In Setubal müßt ihr aufpassen. Mir ist beim Bummeln ein Gebiss auf den Kopf gefallen. Aus einem oberen Fenster. Ob jetzt ein Kind Omma ärgern wollte und die Zähne ausnahmsweise mal durch das Fenster entsorgte statt in die Toilettenschüssel, bleibt wegen unserer mangelnden Portugiesischkenntnisse auf ewig ein Geheimnis.
Zum Glück haben sich die Zähne nicht an mir festgebissen, sondern sich selbst an mir aus. Deswegen gestikulierten wir auch höflich, versöhnlich und wild, als oben am Fenster das suchende Gesicht einer jungen Frau erschien, und paßten brav auf die Zähne auf, bis sie sie wieder einsammeln konnte. Nee, ihre waren es nicht. Ich hab da extra drauf geachtet.
Das Stück von Portugal, welches wir sahen, ist in groben Zügen schon sehr europäisch. Die Großstädte - ja, natürlich waren wir auch in Lissabon - natürlich mehr, als die Kleinstädte. Kein Wunder. Und es gibt Graubrot. Und Wurst. Diese mir aus anderen Urlauben bekannte Gier nach Schwarzbrot mit Leberwurst bei Rückkehr, blieb aus. Dieses süße Zeug, welches dort natürlich auch geläufig ist, muß zum Glück nicht gegessen werden. Natürlich ist es eine interessante Erfahrung, süßes Brot mit Eiersalat zu essen, aber wie mein Papa mir schon früh auf den Weg gab: Bine, man muß nicht alle Erfahrungen selbst machen. Macht ihr es, wenn ihr wollt. Und berichtet.
Alles in allem ein runder Urlaub, vielleicht stelle ich euch irgendwann noch Seka vor, den Mann, der bei Wanda die Reparaturen am Haus macht, und der seine Frau einen Kuchen für uns backen ließ, weil Wandas Freunde seine Freunde sind, oder Emile, das Neolithikum, welcher hoffte, sich parasitär bei Wanda einnisten zu können, Wanda, die so viel auf Kultur zählt, und der bei einem Klavierkonzert anmerkte: oh, was für schöne Trompeten, oder Jane und Alan, die Professoren aus England, die schon viel zu früh wieder abgereist sind. Und natürlich Reggie.

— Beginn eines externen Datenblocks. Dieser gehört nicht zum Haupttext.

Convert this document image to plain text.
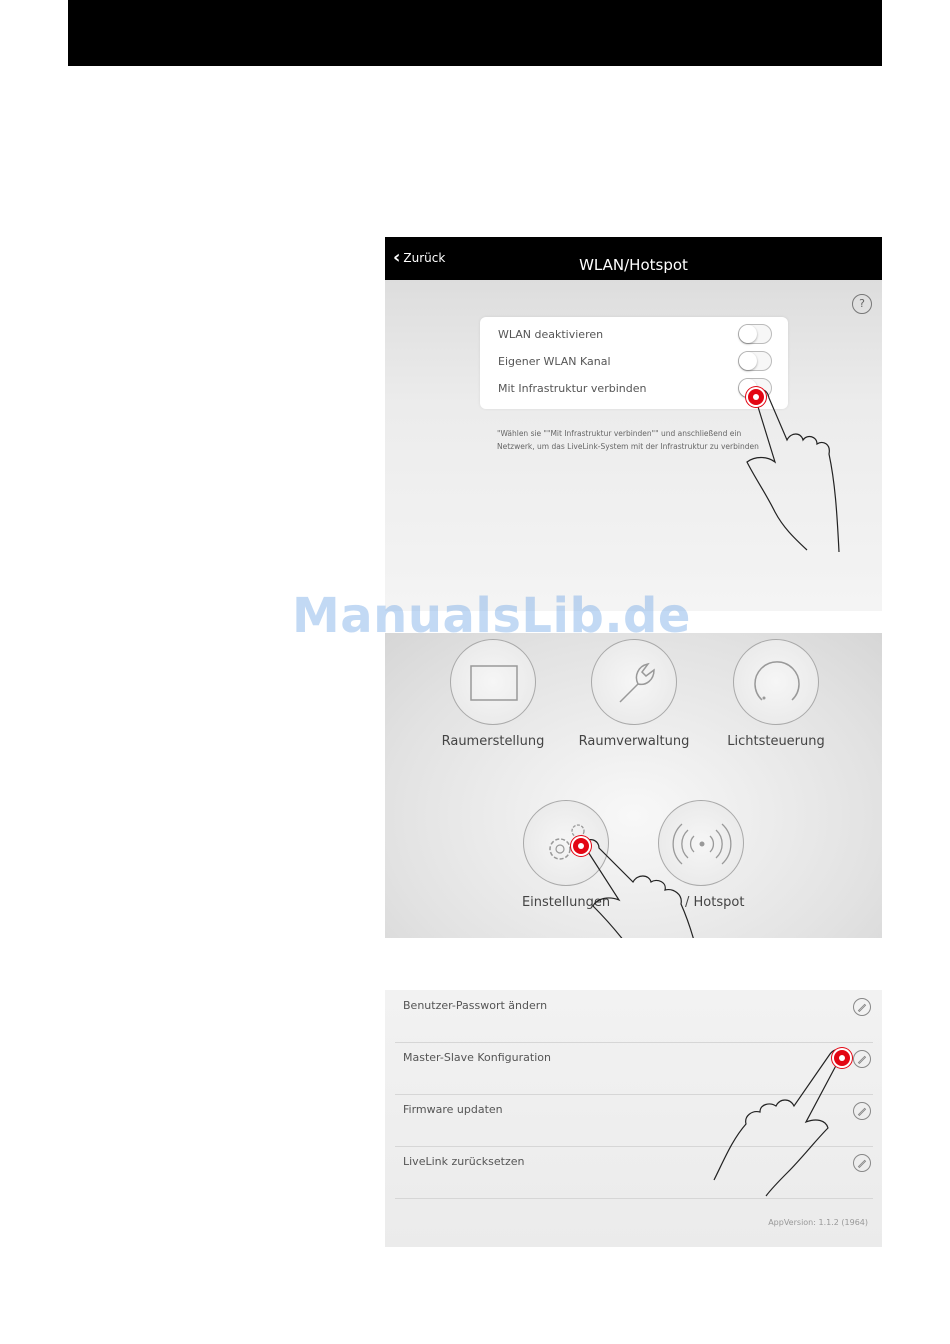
‹ Zurück	WLAN/Hotspot
?
WLAN deaktivieren
Eigener WLAN Kanal
Mit Infrastruktur verbinden
"Wählen sie ""Mit Infrastruktur verbinden"" und anschließend ein
Netzwerk, um das LiveLink-System mit der Infrastruktur zu verbinden
Raumerstellung	Raumverwaltung	Lichtsteuerung
Einstellungen	/ Hotspot
Benutzer-Passwort ändern
Master-Slave Konfiguration
Firmware updaten
LiveLink zurücksetzen
AppVersion: 1.1.2 (1964)
ManualsLib.de
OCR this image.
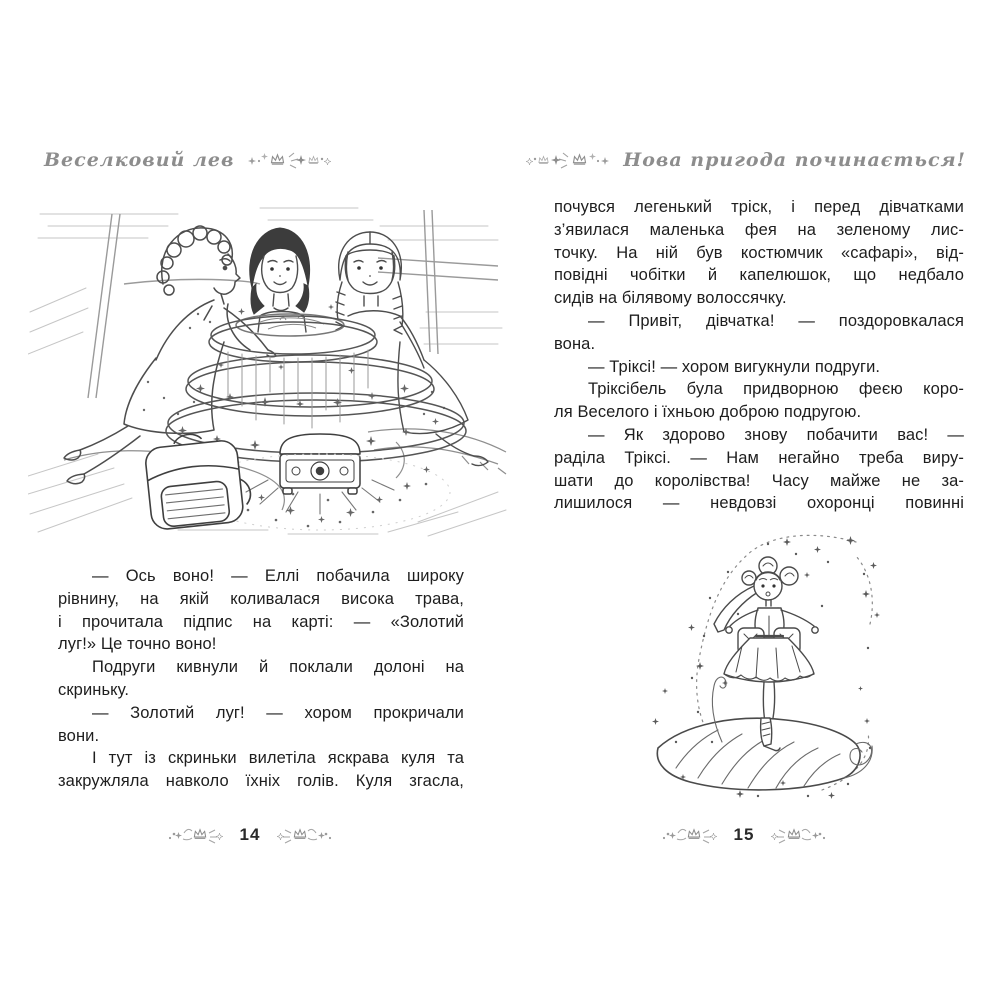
Веселковий лев
— Ось воно! — Еллі побачила широку
рівнину, на якій коливалася висока трава,
і прочитала підпис на карті: — «Золотий
луг!» Це точно воно!
Подруги кивнули й поклали долоні на
скриньку.
— Золотий луг! — хором прокричали
вони.
І тут із скриньки вилетіла яскрава куля та
закружляла навколо їхніх голів. Куля згасла,
14
Нова пригода починається!
почувся легенький тріск, і перед дівчатками
з’явилася маленька фея на зеленому лис-
точку. На ній був костюмчик «сафарі», від-
повідні чобітки й капелюшок, що недбало
сидів на білявому волоссячку.
— Привіт, дівчатка! — поздоровкалася
вона.
— Тріксі! — хором вигукнули подруги.
Тріксібель була придворною феєю коро-
ля Веселого і їхньою доброю подругою.
— Як здорово знову побачити вас! —
раділа Тріксі. — Нам негайно треба виру-
шати до королівства! Часу майже не за-
лишилося — невдовзі охоронці повинні
15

Der englische Millionär, der ein Anwesen auf dem nächsten Berg sein eigen nennt und mit seinen 84 Jahren den dicken Geländewagen auch noch vollständig betrunken nach einem netten Abend mit uns heil den Weg zu seinem Haus steuerte, auf dem ich mit dem kleinen Mietwagen schon Schweißausbrüche bekam vor Angst, bei der kleinsten Unachtsamkeit den Abhang hinunterzurutschen.
Ich ende mit einem Satz von Wanda, die sagte: Du kannst im Urlaub unendlich viele Bauwerke ansehen und unendlich viel Landschaft bewundern. Das, woran du dich erinnerst, sind immer die Menschen, die dir begegnen.
Recht hat sie.
9 Kommentare :
NA TOLL!!! jetzt hab ich wieder fernweh. danke bine :(
nein, ich freu mich natürlich für dich ;o)
ein schöner reisebricht
recht hat sie wirklich. sind wahre worte.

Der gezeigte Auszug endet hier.